So we bought a building. I think it was 2011. Now it matters. It matters because it is ours, and we matter because we are God’s. And we are God’s not in a generic sense–because we were created by God like everyone else–but because we are God’s chosen people being built like living stones into a spiritual house (1 Peter 2:5). It’s pretty grandiose. Being a Christian is pretty grandiose. Many Christians are just grandiose and not very christian. That’s what Christians may be best known for- saying they are something they really aren’t- being concerned with what is on the outside and not really experiencing any transformation on the inside.
Jesus had a couple of things to say about that. “First clean the inside of the cup and dish, and then the outside also will be clean… You are like whitewashed tombs, which look beautiful on the outside but on the inside are full of the bones of the dead and everything unclean. In the same way, on the outside you appear to people as righteous but on the inside you are full of hypocrisy and wickedness.(Matthew 23:26-28)
I know for a fact that the inside of 3800 Marlton Pike is clean–not just because the cleaning team is awesome 🙂 but because our Public Meetings are a place for Jesus’ transformation. They are a place where people encounter Christians who are not whitewashed. We know what dead bones we carry around inside of us and we are free to name them and continue to let Jesus clean us out. We’ve got the no faking thing down even if we hide our true selves from time to time when our fear rises up.
It seems that part and parcel to that sort of honesty is a scrutiny which can be detrimental to our mission. We are working with what’s on the inside. We are sometimes very aware of how far we are falling short and we are okay with that. We’re in process. And focus on that process keeps us from putting very much out there. We aren’t “there” yet so we won’t put ourselves out there either.
But Jesus is there and Jesus is here. Let’s not forget that our house that used to be akin to a Hoarders episode is now a livable space and there are just dirty dishes in the sink and the carpet needs to be vacuumed. Jesus has brought us a long way and we want to let as many people as possible get into this house, so to speak.
This requires some curb appeal. We need to put ourselves out there, be aware of our appearance and how the world receives us. Folks don’t know us or love us before they do, and before they do they will know about us or know what we look like. So trying to make ourselves look a little better on Marlton Pike this week, I got us a new sign. It’s a small way to put ourselves out there, but I think a great improvement to what was there.

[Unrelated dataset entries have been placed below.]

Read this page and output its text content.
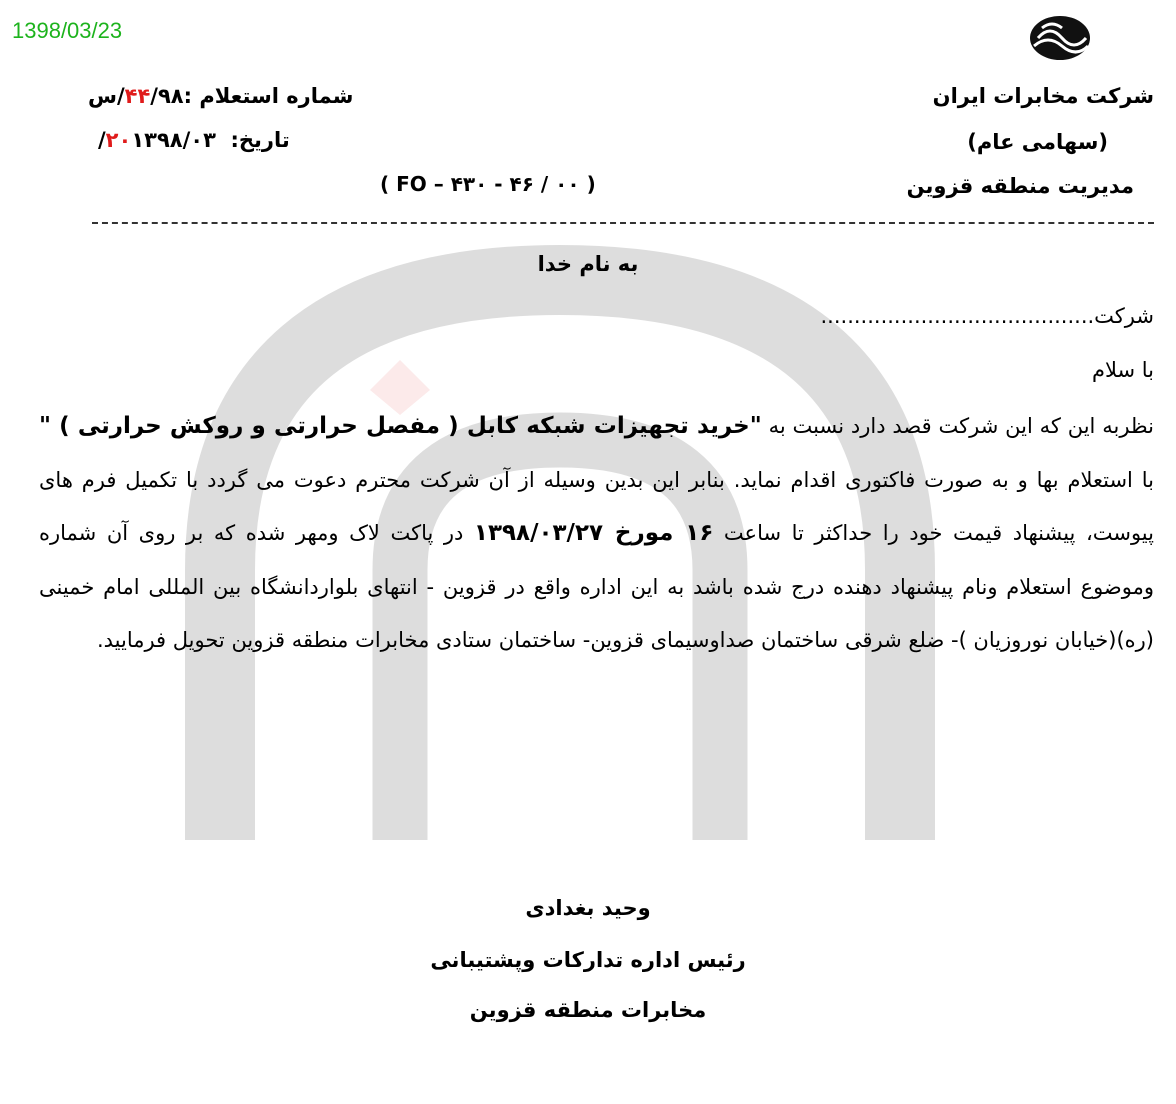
1398/03/23
شرکت مخابرات ایران
(سهامی عام)
مدیریت منطقه قزوین
شماره استعلام :۴۴/۹۸/س
تاریخ:  ۲۰۱۳۹۸/۰۳/
( FO – ۴۳۰ - ۴۶ / ۰۰ )
به نام خدا
شرکت.........................................
با سلام
نظربه این که این شرکت قصد دارد نسبت به "خرید تجهیزات شبکه کابل ( مفصل حرارتی و روکش حرارتی ) " با استعلام بها و به صورت فاکتوری اقدام نماید. بنابر این بدین وسیله از آن شرکت محترم دعوت می گردد با تکمیل فرم های پیوست، پیشنهاد قیمت خود را حداکثر تا ساعت ۱۶ مورخ ۱۳۹۸/۰۳/۲۷ در پاکت لاک ومهر شده که بر روی آن شماره وموضوع استعلام ونام پیشنهاد دهنده درج شده باشد به این اداره واقع در قزوین - انتهای بلواردانشگاه بین المللی امام خمینی (ره)(خیابان نوروزیان )- ضلع شرقی ساختمان صداوسیمای قزوین- ساختمان ستادی مخابرات منطقه قزوین تحویل فرمایید.
وحید بغدادی
رئیس اداره تدارکات وپشتیبانی
مخابرات منطقه قزوین
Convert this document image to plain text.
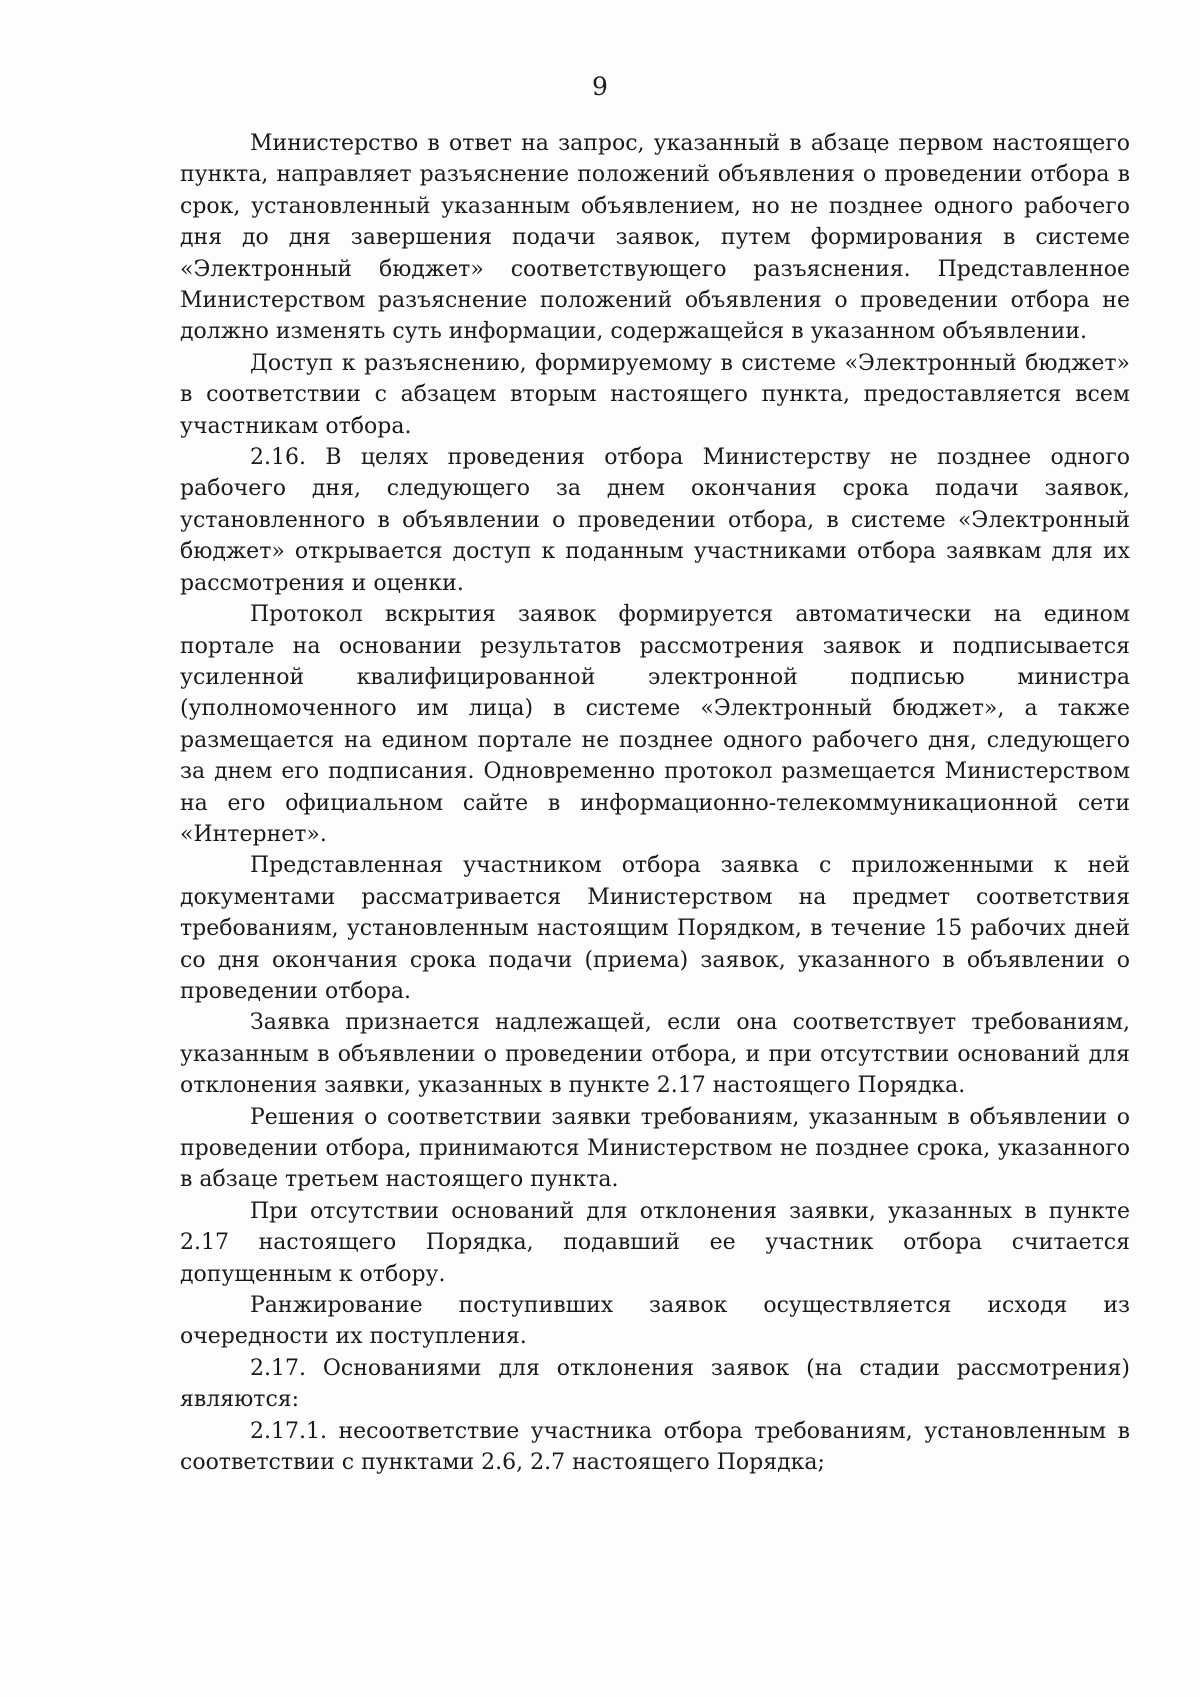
9

Министерство в ответ на запрос, указанный в абзаце первом настоящего пункта, направляет разъяснение положений объявления о проведении отбора в срок, установленный указанным объявлением, но не позднее одного рабочего дня до дня завершения подачи заявок, путем формирования в системе «Электронный бюджет» соответствующего разъяснения. Представленное Министерством разъяснение положений объявления о проведении отбора не должно изменять суть информации, содержащейся в указанном объявлении.

Доступ к разъяснению, формируемому в системе «Электронный бюджет» в соответствии с абзацем вторым настоящего пункта, предоставляется всем участникам отбора.

2.16. В целях проведения отбора Министерству не позднее одного рабочего дня, следующего за днем окончания срока подачи заявок, установленного в объявлении о проведении отбора, в системе «Электронный бюджет» открывается доступ к поданным участниками отбора заявкам для их рассмотрения и оценки.

Протокол вскрытия заявок формируется автоматически на едином портале на основании результатов рассмотрения заявок и подписывается усиленной квалифицированной электронной подписью министра (уполномоченного им лица) в системе «Электронный бюджет», а также размещается на едином портале не позднее одного рабочего дня, следующего за днем его подписания. Одновременно протокол размещается Министерством на его официальном сайте в информационно-телекоммуникационной сети «Интернет».

Представленная участником отбора заявка с приложенными к ней документами рассматривается Министерством на предмет соответствия требованиям, установленным настоящим Порядком, в течение 15 рабочих дней со дня окончания срока подачи (приема) заявок, указанного в объявлении о проведении отбора.

Заявка признается надлежащей, если она соответствует требованиям, указанным в объявлении о проведении отбора, и при отсутствии оснований для отклонения заявки, указанных в пункте 2.17 настоящего Порядка.

Решения о соответствии заявки требованиям, указанным в объявлении о проведении отбора, принимаются Министерством не позднее срока, указанного в абзаце третьем настоящего пункта.

При отсутствии оснований для отклонения заявки, указанных в пункте 2.17 настоящего Порядка, подавший ее участник отбора считается допущенным к отбору.

Ранжирование поступивших заявок осуществляется исходя из очередности их поступления.

2.17. Основаниями для отклонения заявок (на стадии рассмотрения) являются:

2.17.1. несоответствие участника отбора требованиям, установленным в соответствии с пунктами 2.6, 2.7 настоящего Порядка;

What other improvements to our curb appeal could we do? how could we make ourselves known and make room for the next person at 3800 Marlton Pike?
A brainstorm (that could be continued by you in the comments)
- Paint a mural along the whole front of the buiiding just below the roof line
- Mow the lawn regularly
- Park on the street at the Public Meeting so there’s room in the parking lot for guests
- Get a directional sign on 130
3 responses to “Why Curb Appeal and Everything Else Matters”
I love the sign. Sidewalk chalk combined with the childrens team or art direction.
I love the sign. Sidewalk chalk combined with art direction, or the children’s team.